Project description
 |
The main goal of the project is to build, exploit and disseminate language
resources for Bulgarian as well as software for supporting the creation and
usage of the language resources. The current set of language resources
includes: (1) Bulgarian morphological lexicon of about 100 000 lexemes; (2)
Partial syntactic grammar of Bulgarian. It covers non-recursive noun phrases
and analytical verb phrases; (3) Machine readable Valence Dictionary. It
consists of 1000 most frequent verbs and their valence frames. The semantic
restrictions over the arguments are extracted and matched against the SIMPLE
core ontology.(4) Semantic Dictionary. At the moment we are classifying the
most frequent nouns with respect to the ontological hierarchy
without specifying the synonymic relations between them. Up to now
we have classified about 3~000 nouns with respect to the specifications in
SIMPLE ontology. (5) Named Entity recognition module. It consists
of lists of names classified according to four categories: personal names,
organization names, location names and others. The total number of names in the
list is 15000. The number of abbreviations is 1500. There are also pattern
grammars for recognition of compound names; (6) Text Archive. It consists of
about 72 mln. running words. In order to compile a representative and balanced
corpus of Bulgarian texts, we tried to gather a variety of different genres
(15% fiction, 78% newspapers and 7% legal texts, government bulletins and other
genres); (7) Linguistically interpreted corpus. This will be a balanced corpus
annotated on morphosyntactic level; (8) HPSG-based treebank of Bulgarian. At
the moment we have annotated about 10 000 sentences with constituent and
dependency structures as well as coreference relations.

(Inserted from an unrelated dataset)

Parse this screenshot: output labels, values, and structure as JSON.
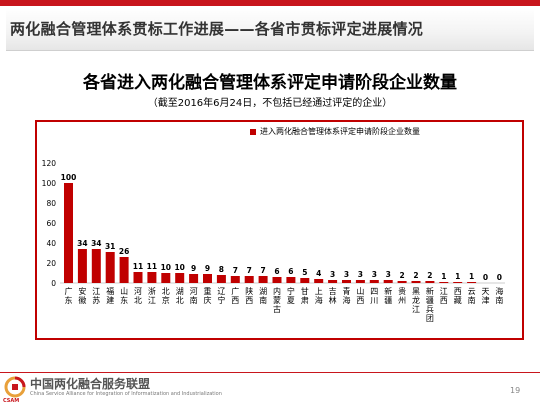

The team is also developing an XML-based system, called CLaRK. The first
version of the system is available on the web:
http:www.bultreebank.org/clark/index.html. The main aim behind the design of
the system is the minimization of human intervention during the creation of
language resources. It incorporates several technologies: XML technology;
Unicode; Regular Cascaded Grammars; Constraints over XML Documents. Up to now
the system has been downloaded by about 600 people and to our knowledge it is
being used for the creation of corpora for less processed languages and for
named entity recognition. |